@QueenMabby sounds like she's got plenty on but she'll handle it! DD2 doesn't have her year 10 exams until the week after half term, so it feels like it's all really dragging. I failed to make the meeting about the exams - which seems to have been ominously full of 'this is how we will decide which A-Levels your kids take', because we're 100 miles away, but suspect she'll be OK.
Meanwhile I'm wondering if you guys can sense check my possibly ridiculous 'mummy moment' over my year 10. As I think I've said, she moved schools in September, because she has a government music place at specialist school - though it is a school with non-specialists in it as well, confusingly. It's been a big shift but I think she has done well.
However, she mentioned last week that although she has never done anything wrong, and is in the top two or three in all of her classes (in many cases the others aren't also doing specialist music and are often a full academic year older) she never receives a single merit mark, where others do.
She does care about this, especially as a new child to the independent school system, where these things seem to matter. In her old school you basically got showered with merits for not throwing chairs, but getting into the national children's orchestra and choir got no recognition at all - but at this school the criteria seem very different.
I asked her tutor what she should do to get a merit (which was a bit 'that parent' of me, but I haven't emailed him for six months and then it was about vaccinations so I'm not normally like that). He replied.

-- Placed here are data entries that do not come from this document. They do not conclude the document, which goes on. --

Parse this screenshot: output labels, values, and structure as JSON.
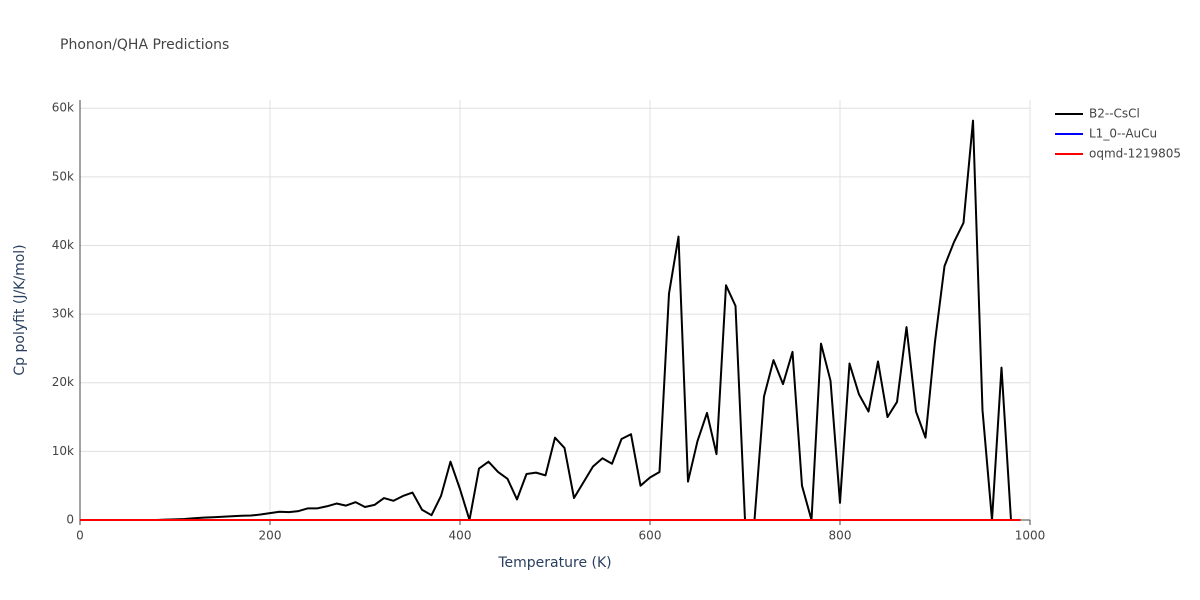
{
  "chart_data": {
    "type": "line",
    "title": "Phonon/QHA Predictions",
    "x_label": "Temperature (K)",
    "y_label": "Cp polyfit (J/K/mol)",
    "x": [
      0,
      10,
      20,
      30,
      40,
      50,
      60,
      70,
      80,
      90,
      100,
      110,
      120,
      130,
      140,
      150,
      160,
      170,
      180,
      190,
      200,
      210,
      220,
      230,
      240,
      250,
      260,
      270,
      280,
      290,
      300,
      310,
      320,
      330,
      340,
      350,
      360,
      370,
      380,
      390,
      400,
      410,
      420,
      430,
      440,
      450,
      460,
      470,
      480,
      490,
      500,
      510,
      520,
      530,
      540,
      550,
      560,
      570,
      580,
      590,
      600,
      610,
      620,
      630,
      640,
      650,
      660,
      670,
      680,
      690,
      700,
      710,
      720,
      730,
      740,
      750,
      760,
      770,
      780,
      790,
      800,
      810,
      820,
      830,
      840,
      850,
      860,
      870,
      880,
      890,
      900,
      910,
      920,
      930,
      940,
      950,
      960,
      970,
      980,
      990
    ],
    "series": [
      {
        "name": "B2--CsCl",
        "color": "#000000",
        "values": [
          0,
          0,
          0,
          0,
          0,
          0,
          0,
          0,
          0,
          50,
          100,
          150,
          250,
          350,
          400,
          480,
          550,
          620,
          650,
          800,
          1000,
          1200,
          1150,
          1300,
          1700,
          1700,
          2000,
          2400,
          2100,
          2600,
          1900,
          2200,
          3200,
          2800,
          3500,
          4000,
          1500,
          700,
          3500,
          8500,
          4500,
          0,
          7500,
          8500,
          7000,
          6000,
          3000,
          6700,
          6900,
          6500,
          12000,
          10500,
          3200,
          5500,
          7800,
          9000,
          8200,
          11800,
          12500,
          5000,
          6200,
          7000,
          33000,
          41300,
          5600,
          11500,
          15600,
          9600,
          34200,
          31200,
          0,
          0,
          18000,
          23300,
          19800,
          24500,
          5000,
          0,
          25700,
          20300,
          2500,
          22800,
          18300,
          15800,
          23100,
          15000,
          17200,
          28100,
          15800,
          12000,
          26000,
          37000,
          40500,
          43300,
          58200,
          16000,
          0,
          22200,
          0,
          null
        ]
      },
      {
        "name": "L1_0--AuCu",
        "color": "#0000ff",
        "values": [
          0,
          0,
          0,
          0,
          0,
          0,
          0,
          0,
          0,
          0,
          0,
          0,
          0,
          0,
          0,
          0,
          0,
          0,
          0,
          0,
          0,
          0,
          0,
          0,
          0,
          0,
          0,
          0,
          0,
          0,
          0,
          0,
          0,
          0,
          0,
          0,
          0,
          0,
          0,
          0,
          0,
          0,
          0,
          0,
          0,
          0,
          0,
          0,
          0,
          0,
          0,
          0,
          0,
          0,
          0,
          0,
          0,
          0,
          0,
          0,
          0,
          0,
          0,
          0,
          0,
          0,
          0,
          0,
          0,
          0,
          0,
          0,
          0,
          0,
          0,
          0,
          0,
          0,
          0,
          0,
          0,
          0,
          0,
          0,
          0,
          0,
          0,
          0,
          0,
          0,
          0,
          0,
          0,
          0,
          0,
          0,
          0,
          0,
          0,
          0
        ]
      },
      {
        "name": "oqmd-1219805",
        "color": "#ff0000",
        "values": [
          0,
          0,
          0,
          0,
          0,
          0,
          0,
          0,
          0,
          0,
          0,
          0,
          0,
          0,
          0,
          0,
          0,
          0,
          0,
          0,
          0,
          0,
          0,
          0,
          0,
          0,
          0,
          0,
          0,
          0,
          0,
          0,
          0,
          0,
          0,
          0,
          0,
          0,
          0,
          0,
          0,
          0,
          0,
          0,
          0,
          0,
          0,
          0,
          0,
          0,
          0,
          0,
          0,
          0,
          0,
          0,
          0,
          0,
          0,
          0,
          0,
          0,
          0,
          0,
          0,
          0,
          0,
          0,
          0,
          0,
          0,
          0,
          0,
          0,
          0,
          0,
          0,
          0,
          0,
          0,
          0,
          0,
          0,
          0,
          0,
          0,
          0,
          0,
          0,
          0,
          0,
          0,
          0,
          0,
          0,
          0,
          0,
          0,
          0,
          0
        ]
      }
    ],
    "xlim": [
      0,
      1000
    ],
    "xticks": [
      0,
      200,
      400,
      600,
      800,
      1000
    ],
    "ylim": [
      0,
      61200
    ],
    "yticks": [
      0,
      {
        "value": 10000,
        "label": "10k"
      },
      {
        "value": 20000,
        "label": "20k"
      },
      {
        "value": 30000,
        "label": "30k"
      },
      {
        "value": 40000,
        "label": "40k"
      },
      {
        "value": 50000,
        "label": "50k"
      },
      {
        "value": 60000,
        "label": "60k"
      }
    ],
    "grid": true,
    "legend": "right"
  }
}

"I can assure you that there is absolutely nothing x is doing wrong! I suspect the unfortunate truth is that x operates at an exceptional level in all areas so consistently, that perhaps staff forget to recognise this because it has become the norm for their experience of x. My experience as a tutor is that, generally, I see merits given to pupils who have performed better than normal more than I see them given to those such as x, who perform outstandingly all of the time. Unfortunately for x what I think this may have meant is that her count of merits don't give her the credit she deserves."
Now this is all very well, but she still feels she's a bit rubbish and these kids who get merits are all over the very shiny newsletter, assembly, etc etc ALL the time. They are loud, and swishy-haired, and DD2 really feels it.
Academically and musically, she's fine - predicted all 8-9s etc. But she really feels like the 'state school mouse' who gets ignored.
Should I say something more, or is it just that she has to suck it up?
Sorry, that's an essay! But any help v gratefully received!